Saunders explained that many consumers have migrated to less expensive home storage brands they can find at Target and Walmart. Amazon, the king of online retailers, also has its own line.


Historically, Tupperware marketed its products as higher-quality durable items. But consumers who are looking for durability are interested in more sustainable materials, such as glass and stainless steel, said Jennifer Christ, manager of consumer and commercial research for the Freedonia Group, a market research company.


“There’s less brand loyalty than there used to be,” Christ said.


In the past few years, Tupperware tried a few things to expand its reach and attract new customers. It started selling its products on Amazon as well as in stores at Target and Macy’s. In 2019, the brand also launched a line made with sustainable materials and expanded it two years later.


But financial troubles continued to pile up.


Last year, the company sought additional financing as it warned investors about its ability to stay in business and its risk of being delisted from the New York Stock Exchange.


The company received an additional non-compliance notice from the NYSE for failing to file its annual results with the Securities and Exchange Commission earlier this year. Tupperware continued to warn about its ability to stay afloat in more recent months, with an August securities filing pointing to “significant liquidity challenges.”


Shares for the company have fallen 75 per cent this year.


In Tuesday’s bankruptcy petition, Tupperware reported more than US$1.2 billion in total debts and US$679.5 million in total assets. It said Tupperware currently employs more than 5,450 employees across 41 countries and partners with over 465,000 consultants who sell products on a freelance basis in nearly 70 countries. Particularly in India, Tupperware was introduced as a way for women to own their own businesses.


Many Tupperware sellers market the products online, but many also make their sales during Tupperware parties at their homes or neighborhood gatherings. In the announcement of the filing, the company maintained that there were no current changes to Tupperware’s independent sales consultant agreements.

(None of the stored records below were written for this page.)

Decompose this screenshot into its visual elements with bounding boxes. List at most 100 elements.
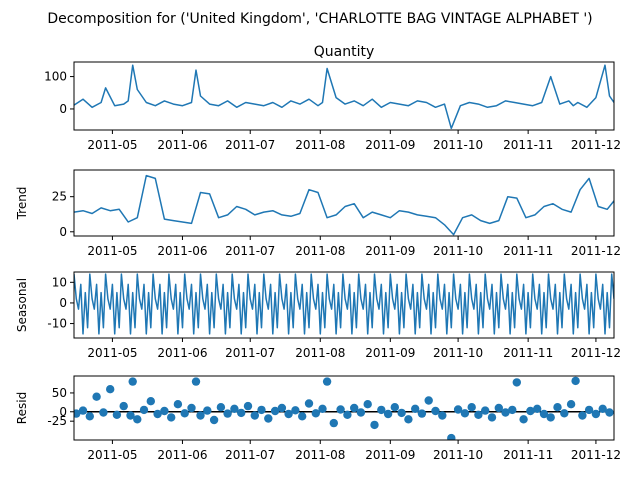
x-tick-label: 2011-12 (571, 244, 621, 258)
resid-point (277, 403, 287, 413)
resid-point (343, 410, 352, 419)
resid-point (350, 403, 359, 413)
resid-point (160, 406, 169, 416)
panel-title-observed: Quantity (314, 44, 375, 60)
resid-point (298, 412, 307, 421)
resid-point (223, 409, 232, 418)
resid-point (85, 412, 95, 421)
resid-point (363, 400, 372, 409)
resid-point (74, 409, 81, 418)
x-tick-label: 2011-09 (365, 138, 415, 152)
x-tick-label: 2011-05 (87, 138, 137, 152)
resid-point (377, 405, 386, 415)
resid-point (336, 405, 345, 414)
resid-point (397, 408, 406, 418)
axes-frame-resid (73, 375, 615, 441)
y-tick-label: -25 (47, 414, 67, 428)
resid-point (566, 400, 576, 409)
resid-point (92, 392, 101, 401)
resid-point (431, 406, 440, 416)
resid-point (243, 401, 253, 411)
resid-point (501, 408, 510, 417)
resid-point (453, 405, 463, 414)
resid-point (474, 410, 483, 419)
resid-point (390, 403, 399, 412)
x-tick-label: 2011-08 (295, 244, 345, 258)
x-tick-label: 2011-05 (87, 244, 137, 258)
panel-trend: Trend 0 25 2011-05 2011-06 2011-07 2011-08 2011… (15, 169, 621, 258)
resid-point (508, 405, 517, 415)
resid-point (216, 403, 226, 412)
x-tick-label: 2011-10 (433, 346, 483, 360)
resid-point (519, 415, 528, 424)
x-tick-label: 2011-09 (365, 448, 415, 462)
resid-point (487, 413, 497, 422)
resid-point (546, 413, 555, 422)
resid-point (153, 409, 162, 419)
resid-point (481, 406, 490, 415)
x-tick-label: 2011-08 (295, 346, 345, 360)
series-line-observed (74, 64, 614, 130)
x-tick-label: 2011-10 (433, 244, 483, 258)
axes-frame-seasonal (73, 271, 615, 339)
resid-point (460, 409, 470, 418)
resid-point (230, 404, 239, 413)
resid-point (78, 406, 88, 415)
resid-point (404, 415, 413, 424)
resid-point (99, 408, 108, 417)
resid-point (447, 433, 456, 440)
resid-point (438, 411, 447, 420)
resid-point (533, 404, 542, 413)
y-tick-label: 10 (52, 275, 67, 289)
axes-frame-observed (73, 61, 615, 131)
resid-point (173, 400, 183, 409)
resid-point (284, 409, 293, 419)
y-tick-label: 0 (59, 225, 67, 239)
panel-observed: Quantity 0 100 2011-05 2011-06 2011-07 2011-08… (44, 44, 621, 152)
resid-point (146, 397, 155, 406)
resid-point (329, 418, 338, 428)
x-tick-label: 2011-08 (295, 448, 345, 462)
resid-point (591, 409, 601, 419)
x-tick-label: 2011-11 (503, 244, 553, 258)
plot-area-trend (74, 174, 614, 236)
plot-area-seasonal (74, 273, 614, 335)
x-tick-label: 2011-11 (503, 346, 553, 360)
resid-point (494, 403, 503, 413)
resid-point (512, 378, 521, 387)
resid-point (133, 415, 142, 424)
y-tick-label: 50 (52, 386, 67, 400)
x-tick-label: 2011-11 (503, 138, 553, 152)
resid-point (584, 405, 594, 415)
x-tick-label: 2011-06 (157, 244, 207, 258)
resid-point (257, 405, 266, 415)
resid-point (311, 409, 320, 418)
resid-point (417, 409, 427, 418)
resid-point (196, 411, 205, 420)
resid-point (553, 403, 562, 412)
figure-suptitle: Decomposition for ('United Kingdom', 'CH… (47, 11, 592, 27)
resid-point (180, 409, 189, 418)
resid-point (539, 409, 549, 419)
resid-point (598, 404, 607, 413)
y-tick-label: 25 (52, 190, 67, 204)
resid-point (139, 405, 149, 415)
y-tick-label: 0 (59, 296, 67, 310)
x-tick-label: 2011-07 (225, 346, 275, 360)
x-tick-label: 2011-12 (571, 448, 621, 462)
y-tick-label: 100 (44, 70, 67, 84)
resid-point (605, 408, 614, 417)
x-tick-label: 2011-05 (87, 448, 137, 462)
x-tick-label: 2011-12 (571, 346, 621, 360)
resid-point (264, 414, 273, 423)
x-tick-label: 2011-05 (87, 346, 137, 360)
resid-point (167, 413, 176, 422)
y-axis-label-seasonal: Seasonal (15, 278, 29, 332)
resid-point (578, 411, 587, 420)
resid-point (318, 404, 327, 413)
x-tick-label: 2011-08 (295, 138, 345, 152)
x-tick-label: 2011-06 (157, 138, 207, 152)
resid-point (467, 403, 476, 412)
x-tick-label: 2011-11 (503, 448, 553, 462)
plot-area-observed (74, 64, 614, 130)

Tupperware also pointed to aims to “further advance Tupperware’s transformation into a digital-first, technology-led company,” possibly signaling a move toward increased reliance of sales on the brand’s website or perhaps more online-focused marketing, although the company did not provide exact specifics.


In a statement, Tupperware President and CEO Laurie Ann Goldman acknowledged Tupperware’s recent financial struggles and said that the bankruptcy process is meant to provide “essential flexibility” as the company pursues this transformation. The brand, she maintains, isn’t going anywhere.


“Whether you are a dedicated member of our Tupperware team, sell, cook with, or simply love our Tupperware products, you are a part of our Tupperware family,” Goldman said in a statement. “We plan to continue serving our valued customers with the high-quality products they love and trust throughout this process.”


The company’s bankruptcy filing, though, faces opposition from Tupperware’s new lenders, who want the petition dismissed or converted it to a Chapter 7 case, which would liquidate the company. Alternatively, they’re asking the court for permission to take action against the company, which could allow them to collect debt they’re owed.